All workers have a right to be treated equitably and without harassment occurring in the workplace. All workers have the responsibility to respect the rights of fellow Workers by not taking part in any action that may constitute harassment and by supporting and promoting the achievement of equal opportunity.
This policy applies to all workers in their relationships with each other, applicants for employment with the Five Good Friends and persons who have dealings with the Five Good Friends.

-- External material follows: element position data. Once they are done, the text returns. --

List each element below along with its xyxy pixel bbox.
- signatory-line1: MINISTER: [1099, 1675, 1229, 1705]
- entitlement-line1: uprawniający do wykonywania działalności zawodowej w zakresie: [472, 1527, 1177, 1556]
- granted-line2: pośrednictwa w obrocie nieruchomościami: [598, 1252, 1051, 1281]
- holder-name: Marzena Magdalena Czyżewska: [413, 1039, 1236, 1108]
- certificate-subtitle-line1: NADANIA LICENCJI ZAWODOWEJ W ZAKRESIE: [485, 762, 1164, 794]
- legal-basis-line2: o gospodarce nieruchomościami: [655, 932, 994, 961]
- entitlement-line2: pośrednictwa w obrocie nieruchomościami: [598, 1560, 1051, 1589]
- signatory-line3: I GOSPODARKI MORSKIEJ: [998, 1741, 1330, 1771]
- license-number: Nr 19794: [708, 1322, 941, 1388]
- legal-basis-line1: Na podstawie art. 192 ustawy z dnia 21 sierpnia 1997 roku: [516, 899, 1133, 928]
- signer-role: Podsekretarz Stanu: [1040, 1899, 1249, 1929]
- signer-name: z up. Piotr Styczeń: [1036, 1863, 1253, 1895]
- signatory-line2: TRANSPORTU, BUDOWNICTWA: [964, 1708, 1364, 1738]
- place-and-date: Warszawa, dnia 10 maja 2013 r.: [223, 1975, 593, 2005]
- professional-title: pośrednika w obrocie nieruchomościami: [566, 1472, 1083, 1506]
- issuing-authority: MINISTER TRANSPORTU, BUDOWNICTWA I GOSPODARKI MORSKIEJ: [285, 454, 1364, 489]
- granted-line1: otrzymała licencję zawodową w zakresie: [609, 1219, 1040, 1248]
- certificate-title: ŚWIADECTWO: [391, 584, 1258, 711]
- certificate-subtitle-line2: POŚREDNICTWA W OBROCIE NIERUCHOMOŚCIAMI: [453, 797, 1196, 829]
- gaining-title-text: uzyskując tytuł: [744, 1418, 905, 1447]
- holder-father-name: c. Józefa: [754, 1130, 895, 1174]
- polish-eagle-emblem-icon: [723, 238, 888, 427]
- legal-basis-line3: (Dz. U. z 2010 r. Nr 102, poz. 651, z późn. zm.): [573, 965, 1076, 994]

To provide workers with a clear understanding of the position of Five Good Friends on the recognition and management of equal opportunity, discrimination and harassment.
Definitions and Examples
- In Five Good Friends, equal opportunity means ensuring that employment and workplace policies and practices are based on and operate according to the principle of merit and free from any unlawful discrimination based on:
- sexual orientation
- physical or mental disability
- marital status
- family or carer’s responsibilities
- political opinion
- national extraction
- social origin
- breastfeeding status
- gender identity, and
- intersex status
- Direct discrimination occurs when a person is treated less favourably than another, simply because of a personal characteristic or status unrelated to job performance, such as those listed above.
- Indirect discrimination occurs when a policy or requirement which at first glance seems fair, in fact operates to the detriment of a particular group of people because of a characteristic of that group, such as those listed above.
- At law, unlawful harassment includes some things that might not be perceived to be harassment, such as the creation of a work environment that is generally hostile to a person or group of people with particular characteristics.
- Sexual harassment is unwelcome conduct of a sexual nature, including unwelcome sexual advances that are likely to make a person feel offended, humiliated or intimidated. It does not require an intention to harass and does not require the recipient to ask for the behaviour to stop. Sexual harassment is unwelcome or unreciprocated behaviour. It is not mutually accepted behaviour, e.g. harassment does not usually include genuine compliments or mutually acceptable physical contact.
- Discriminatory harassment is a recognised form of discrimination that occurs when a person is harassed because of characteristics such as disability, gender, race and age (or any of the other grounds outlined above).
- Victimisation occurs when a person is treated unfairly or less favourably because of making or intending to make a complaint of sexual harassment or discrimination.